The Premier’s Council on the Status of Persons with Disabilities

“Using this groove in the hand-rail as a directional device develops my confidence in wayfinding, even when I’m not accompanied by my dog.”

–Diane Bergeron, Accessible Design Expert. Diane Bergeron consulted extensively with Architect Ron Wickman when he was designing the space. Her input was invaluable.


AN ACCESSIBLE OFFICE SPACE

The architect’s essential task is to design paths and means of movement that are clearly organized and intuitively locatable. 

When I was asked to design the office space for the Premier’s Council on the Status of Persons with Disabilities in downtown Edmonton, this became my challenge. Details like the handrail had to be perfectly honed as a directional detail for staff and visitors entering the meeting rooms and offices of varying sizes, support spaces or accessible washroom, all designed to accommodate as many people as possible.

The four grooves cut into the circumference of the handrail, set at 900mm (3’-0”) above the floor along the entire privacy wall indicate the location of doorways to adjacent cubicles. The handrail detail is unique to this office space, making it necessary for users to know the purpose of the grooves as a directional device.

The above image is an interior view of the waiting area highlighted by the curving privacy wall.

As one enters the office space, the most immediate feature is the tremendous spaciousness. The waiting area is extensive, highlighted by a curving division wall. The wall undulates upwards from the most public to the most private spaces in the office. To the east, directly off the foyer, an accessible toilet room in a circular shape amplifies the spaciousness. Meeting rooms, offices, and cubicles are comfortably roomy; nonetheless, it is secondary to the spaciousness that surrounds them.

The elements of wayfinding design—that is how people orient themselves in a space—make the office space uniquely empowering for its users. One-and-a-half-meter-wide squares are cut into the existing carpet at points where the user would need to make a decision to change directions using squares made of Marmoleum, a greener, more sustainable variety of linoleum. The color and texture contrast serve as wayfinding cues and assist people with visual disabilities to make positive and purposeful choices in movement. For people who are blind, the squares allow them to move about without the use of a cane or a guide dog. The vocabulary provided by the color and texture of materials, by decorative elements of walls and ceilings and by light, sounds and smells, is almost infinite.
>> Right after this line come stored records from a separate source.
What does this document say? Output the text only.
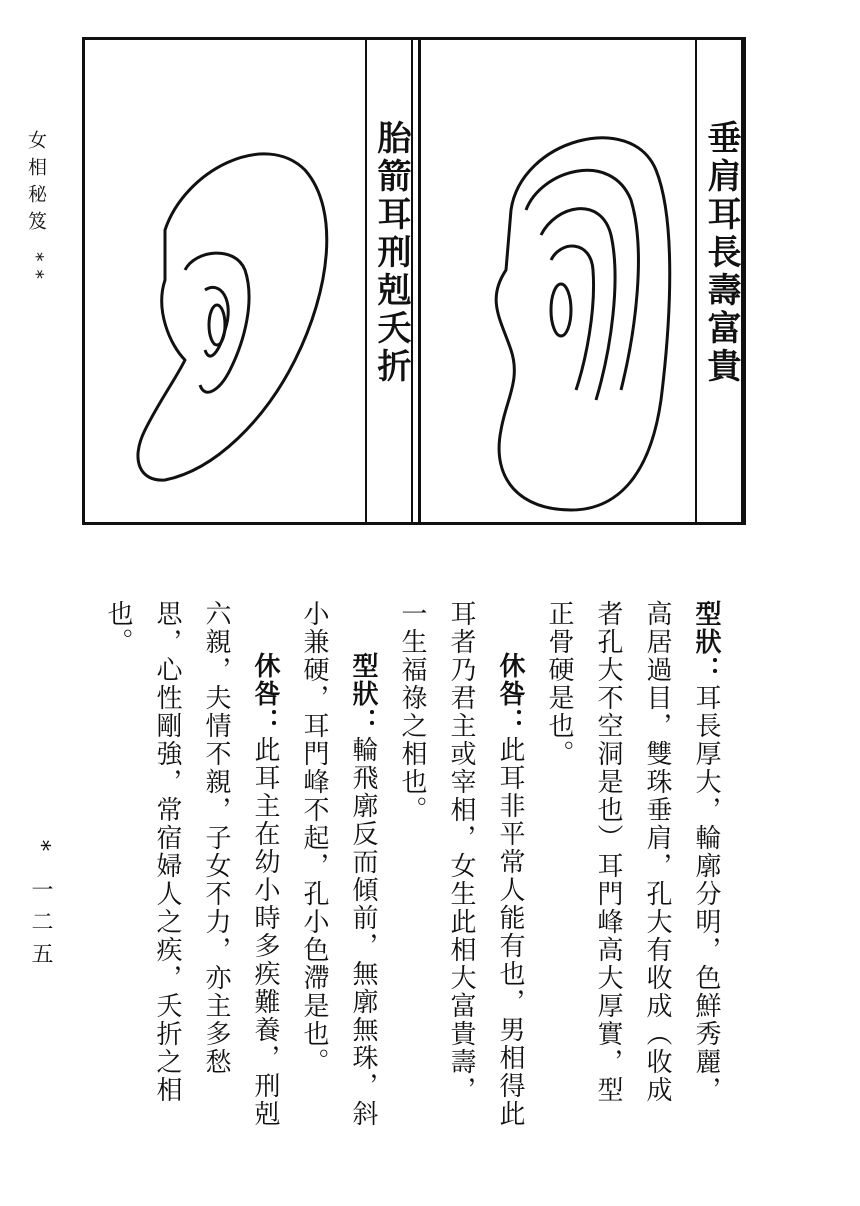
女相秘笈 **	胎箭耳刑剋夭折	垂肩耳長壽富貴

型狀：耳長厚大，輪廓分明，色鮮秀麗，高居過目，雙珠垂肩，孔大有收成（收成者孔大不空洞是也）耳門峰高大厚實，型正骨硬是也。

休咎：此耳非平常人能有也，男相得此耳者乃君主或宰相，女生此相大富貴壽，一生福祿之相也。

型狀：輪飛廓反而傾前，無廓無珠，斜小兼硬，耳門峰不起，孔小色滯是也。

休咎：此耳主在幼小時多疾難養，刑剋六親，夫情不親，子女不力，亦主多愁思，心性剛強，常宿婦人之疾，夭折之相也。

* 一二五
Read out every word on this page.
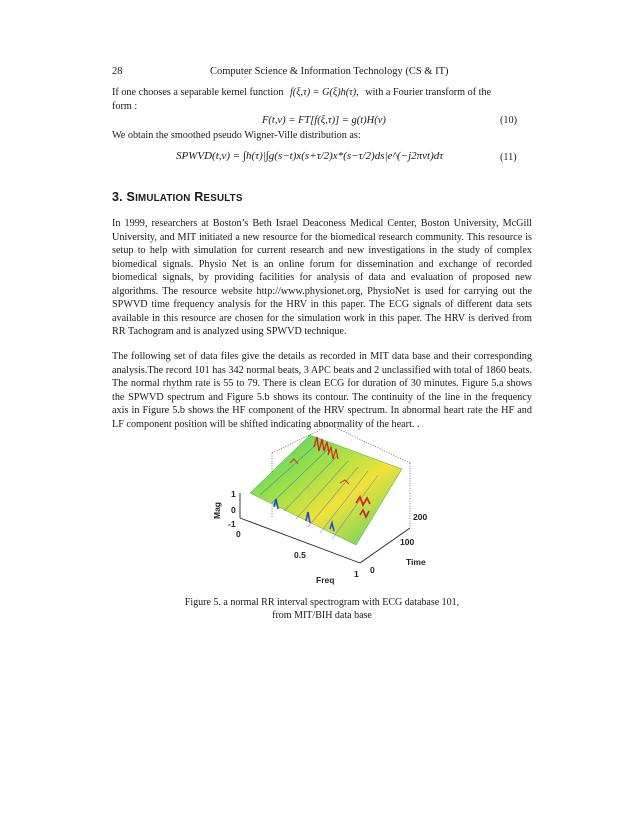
28	Computer Science & Information Technology (CS & IT)
If one chooses a separable kernel function f(ξ,τ) = G(ξ)h(τ), with a Fourier transform of the
form :
F(t,ν) = FT[f(ξ,τ)] = g(t)H(ν)	(10)
We obtain the smoothed pseudo Wigner-Ville distribution as:
SPWVD(t,v) = ∫h(τ)|∫g(s−t)x(s+τ/2)x*(s−τ/2)ds|e^(−j2πvt)dτ	(11)
3. SIMULATION RESULTS
In 1999, researchers at Boston’s Beth Israel Deaconess Medical Center, Boston University, McGill University, and MIT initiated a new resource for the biomedical research community. This resource is setup to help with simulation for current research and new investigations in the study of complex biomedical signals. Physio Net is an online forum for dissemination and exchange of recorded biomedical signals, by providing facilities for analysis of data and evaluation of proposed new algorithms. The resource website http://www.physionet.org, PhysioNet is used for carrying out the SPWVD time frequency analysis for the HRV in this paper. The ECG signals of different data sets available in this resource are chosen for the simulation work in this paper. The HRV is derived from RR Tachogram and is analyzed using SPWVD technique.
The following set of data files give the details as recorded in MIT data base and their corresponding analysis.The record 101 has 342 normal beats, 3 APC beats and 2 unclassified with total of 1860 beats. The normal rhythm rate is 55 to 79. There is clean ECG for duration of 30 minutes. Figure 5.a shows the SPWVD spectrum and Figure 5.b shows its contour. The continuity of the line in the frequency axis in Figure 5.b shows the HF component of the HRV spectrum. In abnormal heart rate the HF and LF component position will be shifted indicating abnormality of the heart. .
1
0
-1
Mag
0
0.5
1
Freq
200
100
0
Time
Figure 5. a normal RR interval spectrogram with ECG database 101,
from MIT/BIH data base
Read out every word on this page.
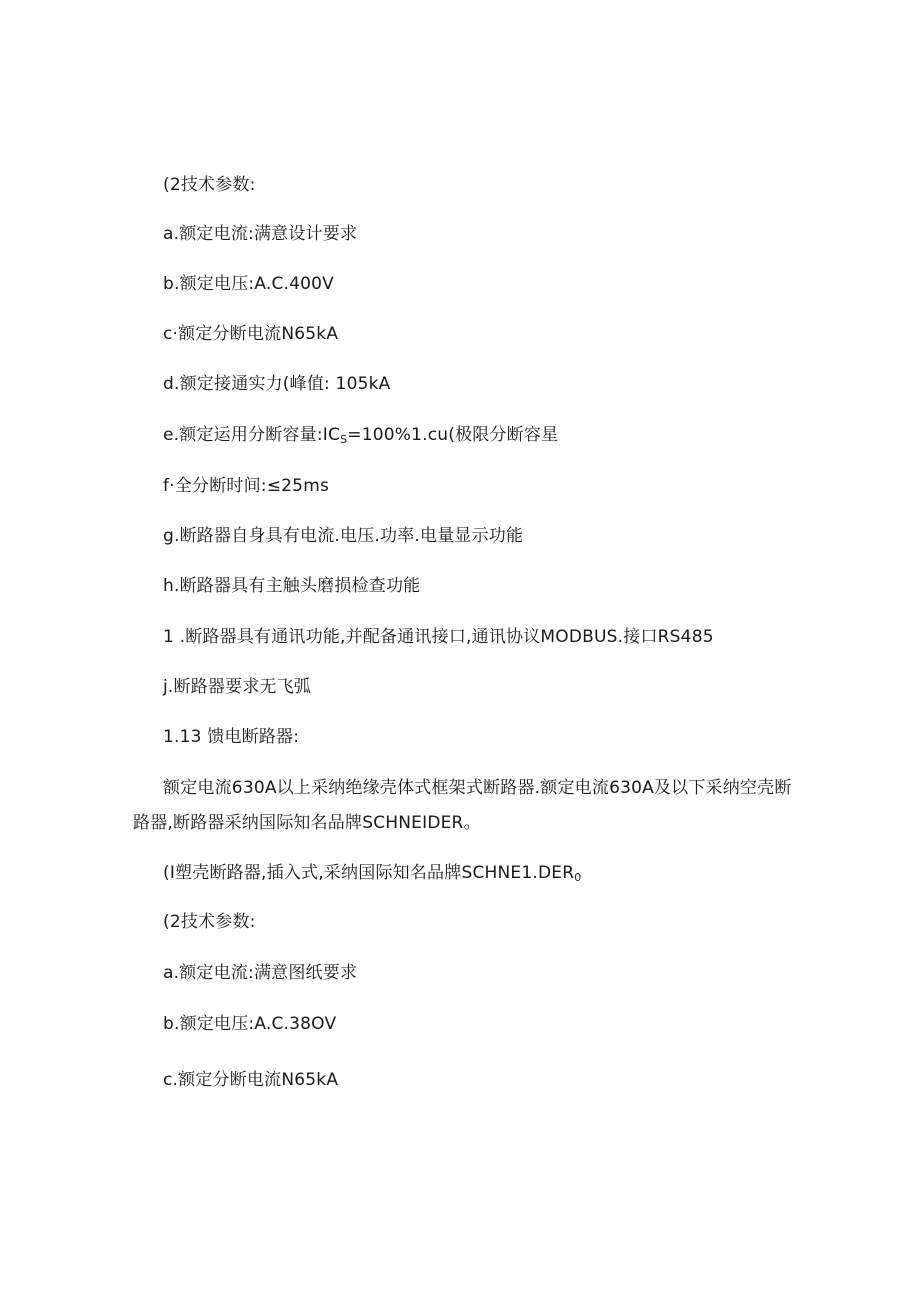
(2技术参数:
a.额定电流:满意设计要求
b.额定电压:A.C.400V
c·额定分断电流N65kA
d.额定接通实力(峰值: 105kA
e.额定运用分断容量$:IC_S=100\%1.cu$(极限分断容星
f·全分断时间:≤25ms
g.断路器自身具有电流.电压.功率.电量显示功能
h.断路器具有主触头磨损检查功能
1 .断路器具有通讯功能,并配备通讯接口,通讯协议MODBUS.接口RS485
j.断路器要求无飞弧
1.13 馈电断路器:
额定电流630A以上采纳绝缘壳体式框架式断路器.额定电流630A及以下采纳空壳断
路器,断路器采纳国际知名品牌SCHNEIDER。
(I塑壳断路器,插入式,采纳国际知名品牌$SCHNE1.DER_0$
(2技术参数:
a.额定电流:满意图纸要求
b.额定电压:A.C.38OV
c.额定分断电流N65kA
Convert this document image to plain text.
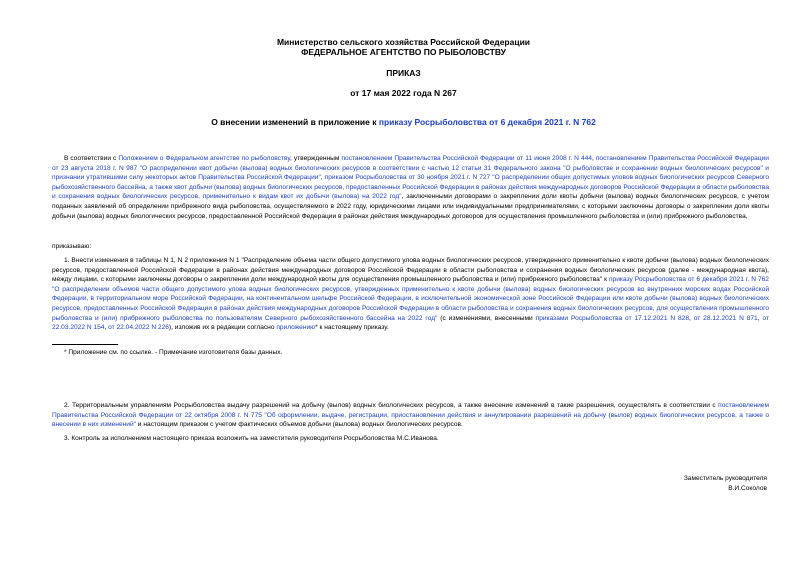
Министерство сельского хозяйства Российской Федерации
ФЕДЕРАЛЬНОЕ АГЕНТСТВО ПО РЫБОЛОВСТВУ
ПРИКАЗ
от 17 мая 2022 года N 267
О внесении изменений в приложение к приказу Росрыболовства от 6 декабря 2021 г. N 762

В соответствии с Положением о Федеральном агентстве по рыболовству, утвержденным постановлением Правительства Российской Федерации от 11 июня 2008 г. N 444, постановлением Правительства Российской Федерации от 23 августа 2018 г. N 987 "О распределении квот добычи (вылова) водных биологических ресурсов в соответствии с частью 12 статьи 31 Федерального закона "О рыболовстве и сохранении водных биологических ресурсов" и признании утратившими силу некоторых актов Правительства Российской Федерации", приказом Росрыболовства от 30 ноября 2021 г. N 727 "О распределении общих допустимых уловов водных биологических ресурсов Северного рыбохозяйственного бассейна, а также квот добычи (вылова) водных биологических ресурсов, предоставленных Российской Федерации в районах действия международных договоров Российской Федерации в области рыболовства и сохранения водных биологических ресурсов, применительно к видам квот их добычи (вылова) на 2022 год", заключенными договорами о закреплении доли квоты добычи (вылова) водных биологических ресурсов, с учетом поданных заявлений об определении прибрежного вида рыболовства, осуществляемого в 2022 году, юридическими лицами или индивидуальными предпринимателями, с которыми заключены договоры о закреплении доли квоты добычи (вылова) водных биологических ресурсов, предоставленной Российской Федерации в районах действия международных договоров для осуществления промышленного рыболовства и (или) прибрежного рыболовства,

приказываю:

1. Внести изменения в таблицы N 1, N 2 приложения N 1 "Распределение объема части общего допустимого улова водных биологических ресурсов, утвержденного применительно к квоте добычи (вылова) водных биологических ресурсов, предоставленной Российской Федерации в районах действия международных договоров Российской Федерации в области рыболовства и сохранения водных биологических ресурсов (далее - международная квота), между лицами, с которыми заключены договоры о закреплении доли международной квоты для осуществления промышленного рыболовства и (или) прибрежного рыболовства" к приказу Росрыболовства от 6 декабря 2021 г. N 762 "О распределении объемов части общего допустимого улова водных биологических ресурсов, утвержденных применительно к квоте добычи (вылова) водных биологических ресурсов во внутренних морских водах Российской Федерации, в территориальном море Российской Федерации, на континентальном шельфе Российской Федерации, в исключительной экономической зоне Российской Федерации или квоте добычи (вылова) водных биологических ресурсов, предоставленных Российской Федерации в районах действия международных договоров Российской Федерации в области рыболовства и сохранения водных биологических ресурсов, для осуществления промышленного рыболовства и (или) прибрежного рыболовства по пользователям Северного рыбохозяйственного бассейна на 2022 год" (с изменениями, внесенными приказами Росрыболовства от 17.12.2021 N 828, от 28.12.2021 N 871, от 22.03.2022 N 154, от 22.04.2022 N 226), изложив их в редакции согласно приложению* к настоящему приказу.

* Приложение см. по ссылке. - Примечание изготовителя базы данных.

2. Территориальным управлениям Росрыболовства выдачу разрешений на добычу (вылов) водных биологических ресурсов, а также внесение изменений в такие разрешения, осуществлять в соответствии с постановлением Правительства Российской Федерации от 22 октября 2008 г. N 775 "Об оформлении, выдаче, регистрации, приостановлении действия и аннулировании разрешений на добычу (вылов) водных биологических ресурсов, а также о внесении в них изменений" и настоящим приказом с учетом фактических объемов добычи (вылова) водных биологических ресурсов.

3. Контроль за исполнением настоящего приказа возложить на заместителя руководителя Росрыболовства М.С.Иванова.
Заместитель руководителя
В.И.Соколов
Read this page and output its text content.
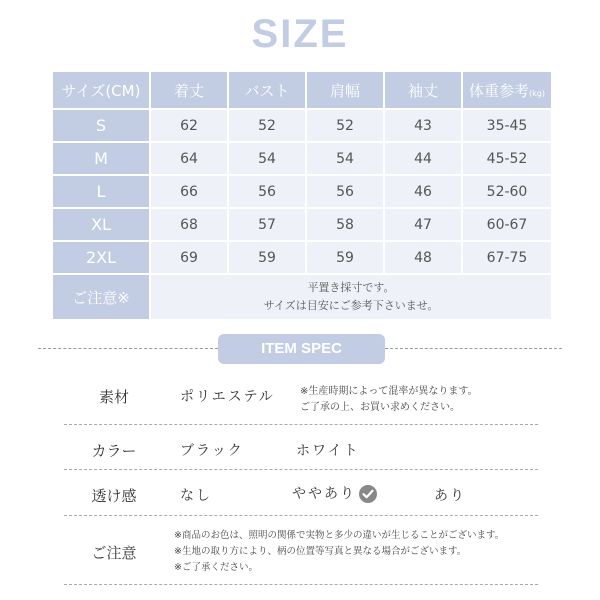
SIZE
サイズ(CM)	着丈	バスト	肩幅	袖丈	体重参考(kg)
S	62	52	52	43	35-45
M	64	54	54	44	45-52
L	66	56	56	46	52-60
XL	68	57	58	47	60-67
2XL	69	59	59	48	67-75
ご注意※	平置き採寸です。
サイズは目安にご参考下さいませ。				
ITEM SPEC
素材	ポリエステル	※生産時期によって混率が異なります。
ご了承の上、お買い求めください。
カラー	ブラック	ホワイト
透け感	なし	ややあり	あり
ご注意
※商品のお色は、照明の関係で実物と多少の違いが生じることがございます。
※生地の取り方により、柄の位置等写真と異なる場合がございます。
※ご了承ください。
This image is a floor plan of the office space for the Premier’s Council on the Status of Persons with Disabilities, located on the eleventh floor of the HSBC Building in downtown Edmonton. The orange and yellow Marmoleum squares act as color and textural contrast indicators in directional wayfinding, indicating the need for the person to change direction.

The image beside shows Diane Bergeron and her guide dog standing outside a cubicle space utilizing another directional device carved into the wooden handrail. I was confident in the task, but my friend Diane Bergeron gave me great insight into the way persons with visual limitations orient themselves in space and move around it, including enhancing the maximization of echolocation. Thanks to her intelligent questions, the office space, designed to accommodate
staff members like her who are blind or use wheelchairs, functions well. 

In the world of design, many architects focus an inordinate amount of energy on the visual beauty of a detail. Completed with great effect it may indeed be very beautiful but its functionality matters not at all to the designer, his peers and the general public. An accessible design detail, however, must not only have beauty, it must also work functionally for all users. When an accessible design detail is completely wrong, it will indeed not only look dumb to everyone, it can also confuse users for whom it was intended.

An astute observer and a practical woman, Diane Bergeron was a tremendous asset to me while I worked on this project. She gave me great
insight into the way persons with visual limitations orient themselves in space and move around in it. She also often offered practical solutions to enhance echolocation as this capability is known. During design meetings, I had to be very detailed in my verbal descriptions about the office layout to convey my intentions, a practice which greatly benefitted everyone’s understanding of my design process and solutions.

The mandate given me was to design the new Premier’s Council space as the best example of good design possible, not simply focusing on good accessible design. This moves the focus away from just designing to accommodate persons with disabilities toward designing to accommodate everyone. Through the strategic placement of the functions, activities and elements that make up a building, and through the manipulation of space, light, color, texture and materials, architecture helps allow all users to make positive and purposeful choices for independent movement. It’s a given. Accessible Design then, is not just considering the individual pieces that make up the whole, but rather it is recognizing that the collection of pieces are all deeply interdependent.

The accessible toilet room that I designed is a focal feature in the overall design of the office space. Glass blocks allow for natural light to enter the washroom. The door’s kickplate is organically shaped, utilizing the same Marmoleum that is used in the flooring contrast pieces. Color contrast is also used inside the toilet room where the floor meets the wall. This allows people with low vision to identify the boundaries of the space. Ultimately, this space is a positive blend of function and beauty. What makes the space so beautiful is its functionality.


Architecture helps allow all users to make positive and purposeful choices for independent movement.